Finding Hope

“Mental health problems don’t define who you are. They are something you experience. You walk in the rain and you feel the rain, but, importantly, YOU ARE NOT THE RAIN.” — Matt Haig

I look over the intake papers and heave a heavy sigh.  This has been a hard season in our family.  Daily we were watching our son slip into trauma behaviors that left us all emotionally exhausted.   It felt like Marvin was taking a path that I couldn’t follow him on.

Of the 74.5 million children in the United States, an estimated 17.1 million have or have had a psychiatric disorder — more than the number of children with cancer, diabetes, and AIDS combined.2 Half of all psychiatric illness occurs before the age of 14, and 75 percent by the age of 24 according to Child Mind Institute.

This is heartbreaking.  I’m his mom.  I can’t fix this.  I should be able to fix this.  But I can’t.  I look at the papers again.  The questions are hard.  Are there right answers?

We tried everything.  In home services, weekly counseling, diet changes, lots of tools to help him.  His room is postered with papers of calming strategies.  He’s got the most amazing team of people who have lined up to help him.

Marvin says when his mood changes, it’s like a hurricane running through his mind.  His anger grabs him white and burning.  He looses himself and nothing makes sense.  All he wants to do is break things.  And he does.    He wants to stop he says, but he just can’t.

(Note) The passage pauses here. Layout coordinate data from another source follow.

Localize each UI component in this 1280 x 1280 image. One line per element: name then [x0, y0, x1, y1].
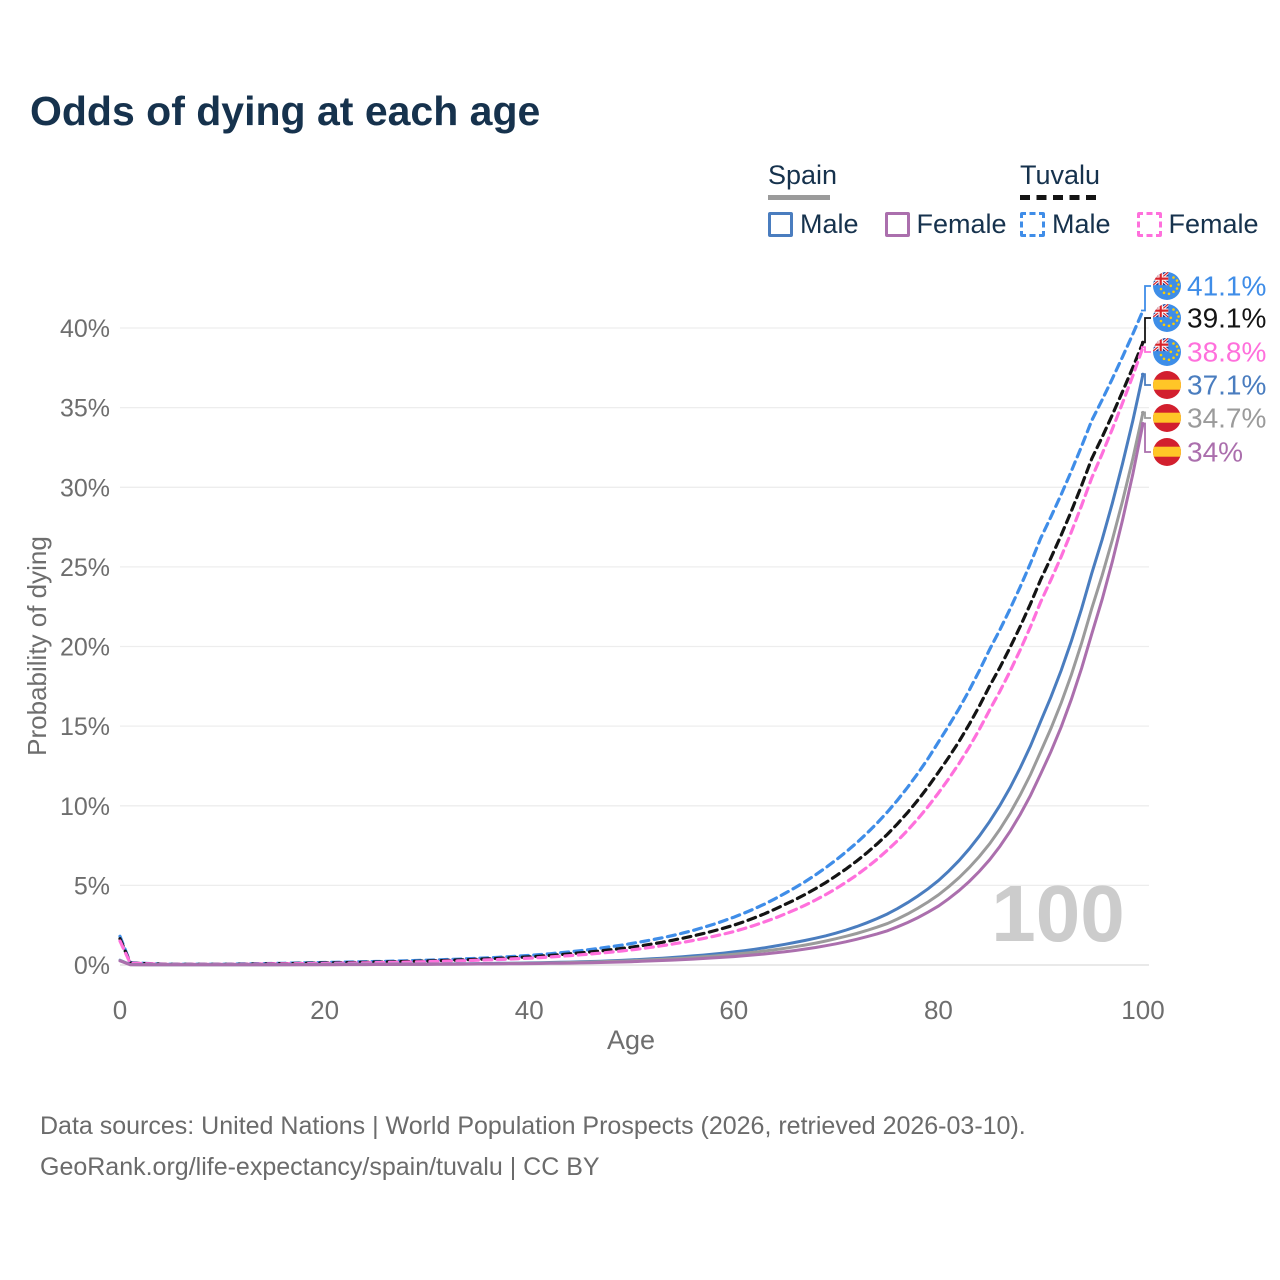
- gridlines: 0% 5% 10% 15% 20% 25% 30% 35% 40% 0 20 40 60 80 100: [60, 315, 1165, 1025]
- tuvalu-female-swatch-icon: [1136, 212, 1162, 237]
- x-axis-title: Age: [607, 1025, 655, 1055]
- series-lines: [118, 308, 1145, 967]
- line-tuvalu-male[interactable]: [118, 308, 1145, 966]
- connector-spain-male: [1141, 373, 1151, 386]
- attribution-line[interactable]: GeoRank.org/life-expectancy/spain/tuvalu…: [40, 1153, 600, 1181]
- mortality-line-chart: 0% 5% 10% 15% 20% 25% 30% 35% 40% 0 20 40 60 80 100 10…: [22, 0, 1266, 1055]
- page-title: Odds of dying at each age: [30, 88, 541, 134]
- end-label-tuvalu-male: 41.1%: [1187, 271, 1266, 302]
- connector-tuvalu-male: [1141, 285, 1151, 312]
- y-tick-label: 40%: [60, 315, 110, 343]
- legend-item-tuvalu-male[interactable]: Male: [1020, 209, 1111, 240]
- connector-tuvalu-both-sexes: [1141, 317, 1151, 344]
- end-label-spain-male: 37.1%: [1187, 370, 1266, 401]
- y-tick-label: 15%: [60, 713, 110, 741]
- connector-spain-both-sexes: [1141, 411, 1151, 419]
- x-tick-label: 20: [310, 995, 339, 1025]
- legend-label-spain-female: Female: [916, 209, 1007, 239]
- tuvalu-flag-icon: [1153, 304, 1181, 332]
- legend-label-tuvalu-male: Male: [1052, 209, 1111, 239]
- x-tick-label: 40: [515, 995, 544, 1025]
- tuvalu-flag-icon: [1153, 272, 1181, 300]
- y-tick-label: 25%: [60, 554, 110, 582]
- spain-female-swatch-icon: [884, 212, 910, 237]
- connector-tuvalu-female: [1141, 346, 1151, 353]
- y-axis-title: Probability of dying: [22, 536, 52, 756]
- x-tick-label: 0: [113, 995, 127, 1025]
- y-tick-label: 0%: [74, 952, 110, 980]
- spain-flag-icon: [1153, 404, 1181, 432]
- x-tick-label: 60: [719, 995, 748, 1025]
- y-tick-label: 10%: [60, 793, 110, 821]
- spain-flag-icon: [1153, 438, 1181, 466]
- legend-item-spain-female[interactable]: Female: [884, 209, 1007, 240]
- legend-group-spain: Spain Male Female: [768, 160, 1007, 240]
- line-spain-female[interactable]: [118, 422, 1145, 967]
- legend-item-tuvalu-female[interactable]: Female: [1136, 209, 1259, 240]
- spain-flag-icon: [1153, 371, 1181, 399]
- tuvalu-male-swatch-icon: [1020, 212, 1045, 237]
- end-label-tuvalu-female: 38.8%: [1187, 337, 1266, 368]
- end-label-spain-both-sexes: 34.7%: [1187, 403, 1266, 434]
- legend-label-tuvalu-female: Female: [1168, 209, 1259, 239]
- legend-group-tuvalu: Tuvalu Male Female: [1020, 160, 1259, 240]
- line-spain-male[interactable]: [118, 372, 1145, 967]
- y-tick-label: 5%: [74, 872, 110, 900]
- line-tuvalu-both-sexes[interactable]: [118, 340, 1145, 967]
- footer: Data sources: United Nations | World Pop…: [40, 1106, 1026, 1188]
- line-tuvalu-female[interactable]: [118, 345, 1145, 966]
- end-value-annotations: 41.1%39.1%38.8%37.1%34.7%34%: [1141, 271, 1266, 468]
- legend-underline-tuvalu: [1020, 195, 1096, 200]
- y-tick-label: 35%: [60, 395, 110, 423]
- tuvalu-flag-icon: [1153, 338, 1181, 366]
- legend-item-spain-male[interactable]: Male: [768, 209, 859, 240]
- legend-country-tuvalu[interactable]: Tuvalu: [1020, 160, 1101, 190]
- watermark: 100: [991, 869, 1124, 958]
- connector-spain-female: [1141, 422, 1151, 453]
- spain-male-swatch-icon: [768, 212, 793, 237]
- end-label-spain-female: 34%: [1187, 437, 1243, 468]
- legend-label-spain-male: Male: [800, 209, 859, 239]
- legend: Spain Male Female Tuvalu Male: [0, 160, 1280, 240]
- legend-underline-spain: [768, 195, 830, 200]
- data-sources-line: Data sources: United Nations | World Pop…: [40, 1112, 1026, 1140]
- y-tick-label: 30%: [60, 474, 110, 502]
- x-tick-label: 100: [1121, 995, 1164, 1025]
- x-tick-label: 80: [924, 995, 953, 1025]
- legend-country-spain[interactable]: Spain: [768, 160, 838, 190]
- end-label-tuvalu-both-sexes: 39.1%: [1187, 303, 1266, 334]
- y-tick-label: 20%: [60, 634, 110, 662]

I fill out the papers.  I fax them in.  These papers will place my son in a day treatment program that works with trauma kids.  We know it’s what he needs but I would give anything for him not to need it.

I have been thinking a lot.  We spend so much time talking about Cerebral Palsy, Mitochondrial Disease, and even constipation around here.  They are part of the fabric of conversation and education of our everyday life.  But the one thing that overshadows our lives is the one thing that we need to talk about the most.

This isn’t Marvin’s fault.  But it is our responsibility.  Not just to find support, which is already like finding a needle in a haystack, but to start having conversations.  Honest ones.  There is a real stigma attached to mental illness and that needs to end.

I’m not embarrassed that Marvin is in day treatment.  Neither is he. Marvin is a good kid who has to live with mental illness.  He spends his mornings on schoolwork and afternoons getting therapy.  We are talking about medications as well.  For that we need a cardiologist on board and we are putting that together as well.

I know we still have a long road ahead of us.  This program is not a magic fix.  This a long haul.  But we know we have an amazing team who cares about Marvin and our family.  And Marvin is amazing.  He’s funny, smart, and has already overcome so much in his life.  I am able to see the light of hope despite the darkness.  And even if I can’t fix this, I can share my hope with Marvin until he is able to find his own.  We won’t let the darkness win.